Wednesday, January 07, 2009

The Awakening- Chopin (Book #2)

I read this book when I was 18 and I remember some of the themes sticking with me, when I saw that it was offered for a daily reading on dailylit I subscribed to get daily e-mails with excerpts. Unfortunately (or not) dailylit lets you get the next installment immediately after reading the one e-mailed to you, so I finished the 65 parts of the book in three days.

The wife and mother of this book, a young woman of 28 decides to begin living her life without people telling her what to do. This is a good book about a woman coming to a spiritual awakening. It was written and published in an era of American history where women did not have the rights they do now. They wrote under nom de plume's and their sole role was a mother and wife. This book sought to break the mold for women, to show a woman choosing to shed what was conventional, and pursue her heart. I hope later to read up on the contextual history of that time and how it relates to her novel.

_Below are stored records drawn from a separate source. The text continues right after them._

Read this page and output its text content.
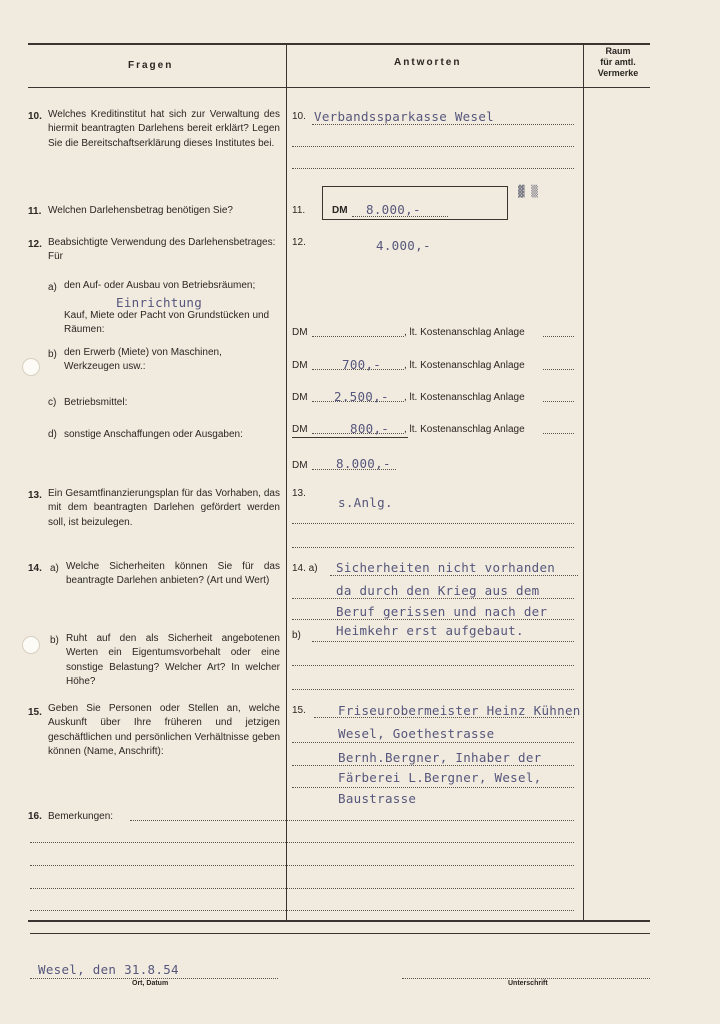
Fragen	Antworten
Raum
für amtl.
Vermerke
10. Welches Kreditinstitut hat sich zur Verwaltung des hiermit beantragten Darlehens bereit erklärt? Legen Sie die Bereitschaftserklärung dieses Institutes bei.
10. Verbandssparkasse Wesel
11. Welchen Darlehensbetrag benötigen Sie?	11.	DM 8.000,-
▓ ▒
12. Beabsichtigte Verwendung des Darlehensbetrages: Für
12.	4.000,-
a) den Auf- oder Ausbau von Betriebsräumen;
Einrichtung
Kauf, Miete oder Pacht von Grundstücken und Räumen:	DM	, lt. Kostenanschlag Anlage
b) den Erwerb (Miete) von Maschinen, Werkzeugen usw.:	DM	700,- , lt. Kostenanschlag Anlage
c) Betriebsmittel:	DM 2.500,- , lt. Kostenanschlag Anlage
d) sonstige Anschaffungen oder Ausgaben:	DM	800,- , lt. Kostenanschlag Anlage
DM 8.000,-
13. Ein Gesamtfinanzierungsplan für das Vorhaben, das mit dem beantragten Darlehen gefördert werden soll, ist beizulegen.
13.
s.Anlg.
14. a) Welche Sicherheiten können Sie für das beantragte Darlehen anbieten? (Art und Wert)
14. a) Sicherheiten nicht vorhanden
da durch den Krieg aus dem
Beruf gerissen und nach der
Heimkehr erst aufgebaut.
b) Ruht auf den als Sicherheit angebotenen Werten ein Eigentumsvorbehalt oder eine sonstige Belastung? Welcher Art? In welcher Höhe?
b)
15. Geben Sie Personen oder Stellen an, welche Auskunft über Ihre früheren und jetzigen geschäftlichen und persönlichen Verhältnisse geben können (Name, Anschrift):
15.	Friseurobermeister Heinz Kühnen
Wesel, Goethestrasse
Bernh.Bergner, Inhaber der
Färberei L.Bergner, Wesel,
Baustrasse
16. Bemerkungen:
Wesel, den 31.8.54
Ort, Datum	Unterschrift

A quote I particularly liked: She thought of Leonce and the children. They were a part of her life. But they need not have thought that they could possess her, body and soul.

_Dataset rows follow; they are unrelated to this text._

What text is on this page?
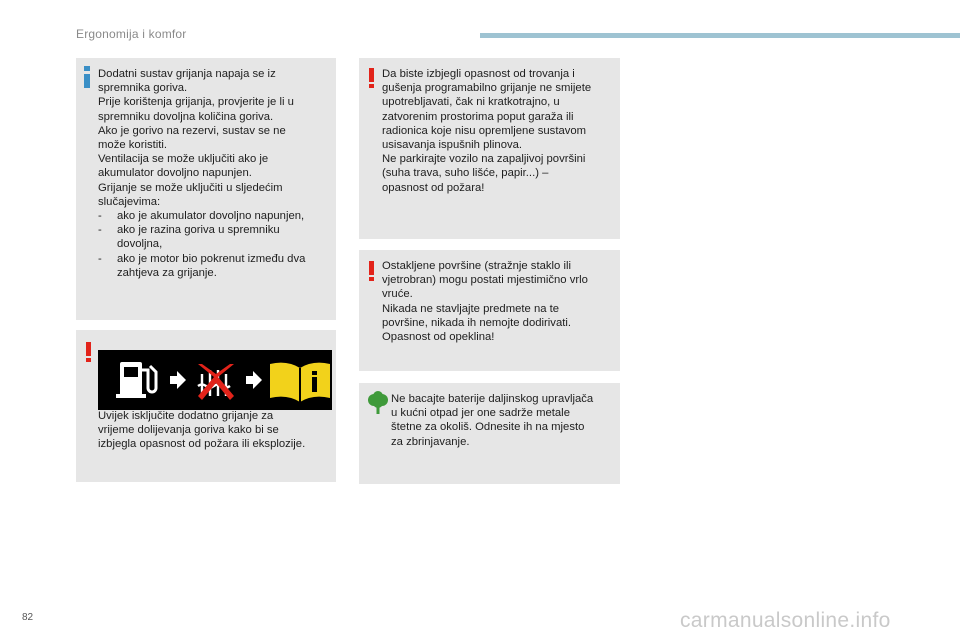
Ergonomija i komfor

Dodatni sustav grijanja napaja se iz

spremnika goriva.

Prije korištenja grijanja, provjerite je li u

spremniku dovoljna količina goriva.

Ako je gorivo na rezervi, sustav se ne

može koristiti.

Ventilacija se može uključiti ako je

akumulator dovoljno napunjen.

Grijanje se može uključiti u sljedećim

slučajevima:

- ako je akumulator dovoljno napunjen,
- ako je razina goriva u spremniku
dovoljna,
- ako je motor bio pokrenut između dva
zahtjeva za grijanje.

Uvijek isključite dodatno grijanje za

vrijeme dolijevanja goriva kako bi se

izbjegla opasnost od požara ili eksplozije.

Da biste izbjegli opasnost od trovanja i

gušenja programabilno grijanje ne smijete

upotrebljavati, čak ni kratkotrajno, u

zatvorenim prostorima poput garaža ili

radionica koje nisu opremljene sustavom

usisavanja ispušnih plinova.

Ne parkirajte vozilo na zapaljivoj površini

(suha trava, suho lišće, papir...) –

opasnost od požara!

Ostakljene površine (stražnje staklo ili

vjetrobran) mogu postati mjestimično vrlo

vruće.

Nikada ne stavljajte predmete na te

površine, nikada ih nemojte dodirivati.

Opasnost od opeklina!

Ne bacajte baterije daljinskog upravljača

u kućni otpad jer one sadrže metale

štetne za okoliš. Odnesite ih na mjesto

za zbrinjavanje.

82	carmanualsonline.info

I love that quote because so often women are expected, even today, to give themselves completely, and often they are left broken and desolate as though they themselves are not true people. I know someone whose mother abandoned them much like this mother did, and that mother had a similar husband and similar circumstances in this day and age... her story is fictional but what she says in some ways still rings true for some people in some societies, today.